To the Editors:
We have read with interest the article by Hansen et al. 1 in a recent issue of the European Respiratory Journal, stating that the use of forced expiratory volume in six seconds (FEV6) reduces the sensitivity of obstructive lung disease detection. Their study population of 3,515 current smokers, with a 17.5% prevalence of obstruction, found a sensitivity of only 76.8% and a specificity of 98.2% when comparing FEV1/FEV6 with FEV1/forced vital capacity (FVC) below their respective 95% lower limits of normal (LLN). Based on this low sensitivity, Hansen et al. 1 concluded that FEV1/FEV6 is less reliable than FEV1/FVC as a screening parameter for the detection of obstruction.
The lower sensitivity obtained by Hansen et al. 1 with respect to previous studies, in which sensitivity typically ranged between 92–95% 2–5, was attributed to differences in study population. Hansen et al. 1 contended that previous studies comparing the performance of FEV6 and FVC in detecting obstruction 3–5 had too few mildly obstructive and normal subjects. However, Hansen et al. 1 cite another study, by Akpinar-Elci et al. 2, which showed 92% sensitivity and 98% specificity for the detection of obstruction; this is despite a prevalence of obstruction of only 14.5% in 1,139 nonpatients in a workplace setting. In general, these participants are healthy, and obviously median spirometry values are closer to the LLN than for groups of symptomatic patients referred to a pulmonary function laboratory.
In the study by Hansen et al. 1, the “minimal obstructed” group represents the largest group (59%) of all subjects considered obstructive. Minimal obstruction was defined as FEV1/FVC and/or FEV3/FVC below the 95% LLN, combined with FEV1 between 80–120% predicted. However, the rationale for using this criterion of possible morbidity only holds in populations with respiratory diseases; for healthy subjects, the meaning of a low FEV1/FVC with a normal FEV1 is unclear 6. The proportion of subjects with respiratory diseases studied by Hansen et al. 1 is not explicitly mentioned, but is likely to be small. Therefore, a substantial proportion of subjects labelled with “minimal obstruction” could be normal. Figure 3 in the paper by Hansen et al. 1 clearly shows that the number of false negatives in the “minimal obstructed” group represents more than half of all false negatives; this could introduce a serious bias to the results.
In previous studies by us and others 2–5, most of the discordant cases had FEV1/FVC and FEV1/FEV6 values close to their respective LLN, i.e. in a range where diagnosis of obstruction is questionable. Values close to the LLN can be assumed from table 5 in the paper by Hansen et al. 1, because the mean deviation is only 2.64%. Considering the day-to-day variability of spirometry, the minimally obstructive subjects could easily shift between the normal and obstruction categories on different testing occasions. Therefore, one could question the clinical relevance of detecting borderline obstruction.
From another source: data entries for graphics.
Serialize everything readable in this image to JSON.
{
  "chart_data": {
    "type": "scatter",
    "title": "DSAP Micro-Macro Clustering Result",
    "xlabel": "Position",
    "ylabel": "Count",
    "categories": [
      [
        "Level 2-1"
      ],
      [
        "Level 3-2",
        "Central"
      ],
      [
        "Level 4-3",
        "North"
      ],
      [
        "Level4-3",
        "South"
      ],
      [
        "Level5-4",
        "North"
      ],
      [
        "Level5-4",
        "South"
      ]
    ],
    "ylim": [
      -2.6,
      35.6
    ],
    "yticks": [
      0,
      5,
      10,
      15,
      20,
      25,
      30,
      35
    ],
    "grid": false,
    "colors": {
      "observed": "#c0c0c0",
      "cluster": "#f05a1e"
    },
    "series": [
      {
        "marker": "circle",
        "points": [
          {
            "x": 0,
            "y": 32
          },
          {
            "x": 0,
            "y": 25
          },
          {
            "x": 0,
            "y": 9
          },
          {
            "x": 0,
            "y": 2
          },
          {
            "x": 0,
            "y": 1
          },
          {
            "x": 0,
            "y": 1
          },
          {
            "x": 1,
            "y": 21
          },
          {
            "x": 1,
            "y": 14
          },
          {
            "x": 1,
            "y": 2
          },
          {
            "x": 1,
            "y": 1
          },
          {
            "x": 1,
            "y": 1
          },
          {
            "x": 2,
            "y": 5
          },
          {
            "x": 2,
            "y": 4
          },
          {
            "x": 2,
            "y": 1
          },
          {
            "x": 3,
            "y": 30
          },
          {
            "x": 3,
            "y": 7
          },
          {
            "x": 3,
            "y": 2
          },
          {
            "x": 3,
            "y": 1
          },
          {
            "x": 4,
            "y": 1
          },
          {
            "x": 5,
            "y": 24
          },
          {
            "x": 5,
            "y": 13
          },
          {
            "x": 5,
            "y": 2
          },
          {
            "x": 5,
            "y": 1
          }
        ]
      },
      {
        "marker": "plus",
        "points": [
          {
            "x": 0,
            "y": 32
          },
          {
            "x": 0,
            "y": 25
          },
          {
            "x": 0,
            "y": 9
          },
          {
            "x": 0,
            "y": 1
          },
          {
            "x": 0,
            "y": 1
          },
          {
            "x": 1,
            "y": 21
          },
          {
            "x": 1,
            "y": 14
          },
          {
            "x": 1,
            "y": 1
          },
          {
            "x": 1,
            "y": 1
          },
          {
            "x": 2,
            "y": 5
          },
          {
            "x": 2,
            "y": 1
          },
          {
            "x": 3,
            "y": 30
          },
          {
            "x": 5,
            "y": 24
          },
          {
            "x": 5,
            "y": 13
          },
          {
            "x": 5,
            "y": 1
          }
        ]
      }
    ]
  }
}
In addition, we should be careful when comparing two diagnostic tests with each other in the absence of a true gold standard. In reality, FEV1/FVC is more of a “de facto standard”, and by using it as a gold standard for the detection of obstruction, FEV6 can never be shown to outperform FVC in the denominator of this ratio to better reflect true airway obstruction. This is particularly true when studying a population with FEV1/FVC and FEV1/FEV6 values close to their respective LLN.
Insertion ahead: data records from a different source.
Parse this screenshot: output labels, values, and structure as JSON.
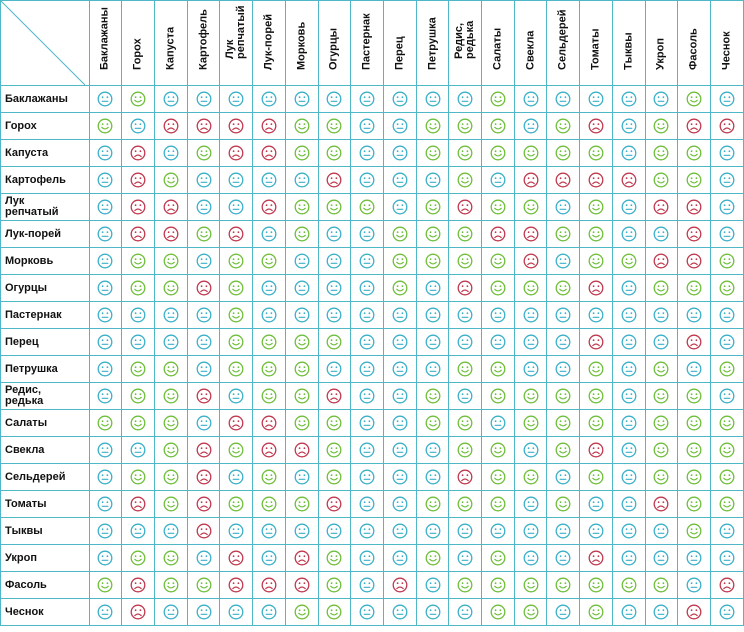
{
  "columns": [
    "Баклажаны",
    "Горох",
    "Капуста",
    "Картофель",
    "Лук\nрепчатый",
    "Лук-порей",
    "Морковь",
    "Огурцы",
    "Пастернак",
    "Перец",
    "Петрушка",
    "Редис,\nредька",
    "Салаты",
    "Свекла",
    "Сельдерей",
    "Томаты",
    "Тыквы",
    "Укроп",
    "Фасоль",
    "Чеснок"
  ],
  "rows": [
    "Баклажаны",
    "Горох",
    "Капуста",
    "Картофель",
    "Лук\nрепчатый",
    "Лук-порей",
    "Морковь",
    "Огурцы",
    "Пастернак",
    "Перец",
    "Петрушка",
    "Редис,\nредька",
    "Салаты",
    "Свекла",
    "Сельдерей",
    "Томаты",
    "Тыквы",
    "Укроп",
    "Фасоль",
    "Чеснок"
  ],
  "legend_colors": {
    "good": "#6fbf3b",
    "neutral": "#3bb0c9",
    "bad": "#c0394e"
  },
  "matrix": [
    [
      "n",
      "g",
      "n",
      "n",
      "n",
      "n",
      "n",
      "n",
      "n",
      "n",
      "n",
      "n",
      "g",
      "n",
      "n",
      "n",
      "n",
      "n",
      "g",
      "n"
    ],
    [
      "g",
      "n",
      "b",
      "b",
      "b",
      "b",
      "g",
      "g",
      "n",
      "n",
      "g",
      "g",
      "g",
      "n",
      "g",
      "b",
      "n",
      "g",
      "b",
      "b"
    ],
    [
      "n",
      "b",
      "n",
      "g",
      "b",
      "b",
      "g",
      "g",
      "n",
      "n",
      "g",
      "g",
      "g",
      "g",
      "g",
      "g",
      "n",
      "g",
      "g",
      "n"
    ],
    [
      "n",
      "b",
      "g",
      "n",
      "n",
      "n",
      "n",
      "b",
      "n",
      "n",
      "n",
      "g",
      "n",
      "b",
      "b",
      "b",
      "b",
      "g",
      "g",
      "n"
    ],
    [
      "n",
      "b",
      "b",
      "n",
      "n",
      "b",
      "g",
      "g",
      "g",
      "n",
      "g",
      "b",
      "g",
      "g",
      "n",
      "g",
      "n",
      "b",
      "b",
      "n"
    ],
    [
      "n",
      "b",
      "b",
      "g",
      "b",
      "n",
      "g",
      "n",
      "n",
      "g",
      "g",
      "g",
      "b",
      "b",
      "g",
      "g",
      "n",
      "n",
      "b",
      "n"
    ],
    [
      "n",
      "g",
      "g",
      "n",
      "g",
      "g",
      "n",
      "n",
      "n",
      "g",
      "g",
      "g",
      "g",
      "b",
      "n",
      "g",
      "g",
      "b",
      "b",
      "g"
    ],
    [
      "n",
      "g",
      "g",
      "b",
      "g",
      "n",
      "n",
      "n",
      "n",
      "g",
      "n",
      "b",
      "g",
      "g",
      "g",
      "b",
      "n",
      "g",
      "g",
      "g"
    ],
    [
      "n",
      "n",
      "n",
      "n",
      "g",
      "n",
      "n",
      "n",
      "n",
      "n",
      "n",
      "n",
      "n",
      "n",
      "n",
      "n",
      "n",
      "n",
      "n",
      "n"
    ],
    [
      "n",
      "n",
      "n",
      "n",
      "g",
      "g",
      "g",
      "g",
      "n",
      "n",
      "n",
      "n",
      "n",
      "n",
      "n",
      "b",
      "n",
      "n",
      "b",
      "n"
    ],
    [
      "n",
      "g",
      "g",
      "n",
      "g",
      "g",
      "g",
      "n",
      "n",
      "n",
      "n",
      "g",
      "g",
      "n",
      "n",
      "g",
      "n",
      "g",
      "n",
      "g"
    ],
    [
      "n",
      "g",
      "g",
      "b",
      "n",
      "g",
      "g",
      "b",
      "n",
      "n",
      "g",
      "n",
      "g",
      "g",
      "g",
      "g",
      "n",
      "g",
      "g",
      "n"
    ],
    [
      "g",
      "g",
      "g",
      "n",
      "b",
      "b",
      "g",
      "g",
      "n",
      "n",
      "g",
      "g",
      "n",
      "g",
      "g",
      "g",
      "n",
      "g",
      "g",
      "g"
    ],
    [
      "n",
      "n",
      "g",
      "b",
      "g",
      "b",
      "b",
      "g",
      "n",
      "n",
      "n",
      "g",
      "g",
      "n",
      "g",
      "b",
      "n",
      "g",
      "g",
      "g"
    ],
    [
      "n",
      "g",
      "g",
      "b",
      "n",
      "g",
      "n",
      "g",
      "n",
      "n",
      "n",
      "b",
      "g",
      "g",
      "n",
      "g",
      "n",
      "g",
      "g",
      "g"
    ],
    [
      "n",
      "b",
      "g",
      "b",
      "g",
      "g",
      "g",
      "b",
      "n",
      "n",
      "g",
      "g",
      "g",
      "n",
      "g",
      "n",
      "n",
      "b",
      "g",
      "g"
    ],
    [
      "n",
      "n",
      "n",
      "b",
      "n",
      "n",
      "n",
      "n",
      "n",
      "n",
      "n",
      "n",
      "n",
      "n",
      "n",
      "n",
      "n",
      "n",
      "g",
      "n"
    ],
    [
      "n",
      "g",
      "g",
      "n",
      "b",
      "n",
      "b",
      "g",
      "n",
      "n",
      "g",
      "n",
      "g",
      "n",
      "n",
      "b",
      "n",
      "n",
      "n",
      "n"
    ],
    [
      "g",
      "b",
      "g",
      "g",
      "b",
      "b",
      "b",
      "g",
      "n",
      "b",
      "n",
      "g",
      "g",
      "g",
      "g",
      "g",
      "g",
      "g",
      "n",
      "b"
    ],
    [
      "n",
      "b",
      "n",
      "n",
      "n",
      "n",
      "g",
      "g",
      "n",
      "n",
      "n",
      "n",
      "g",
      "g",
      "n",
      "g",
      "n",
      "n",
      "b",
      "n"
    ]
  ]
}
The increasing difference between FEV6 and FVC volumes with increasing age and severity of obstruction is probably irrelevant in terms of identifying airway obstruction, because the deficit in airflow will be present long before 6 s. Moreover, spirometric detection of airway obstruction is a matter of categorisation and not of quantitative agreement. As long as FEV1/FVC and FEV1/FEV6 values stay on the same side of their respective cut-off points the absolute values of these ratios are of little clinical importance, because once obstruction is established, the severity of this obstruction will be evaluated using FEV1 6.
In conclusion, the main advantage of using forced expiratory volume in six seconds values in primary care is to assist with the quality of testing. Forced expiratory volume in six seconds is more reliable than forced vital capacity, and using the 6 s cut-off eliminates the need for prolonged exhalations, eliminates the need to meet reproducible forced vital capacity values, and is an easier test for patients to perform. In practice, the advantages of using forced expiratory volume in six seconds values may well more than compensate for the small differences in classification of patients′ results that are clustered around the lower limits of normal.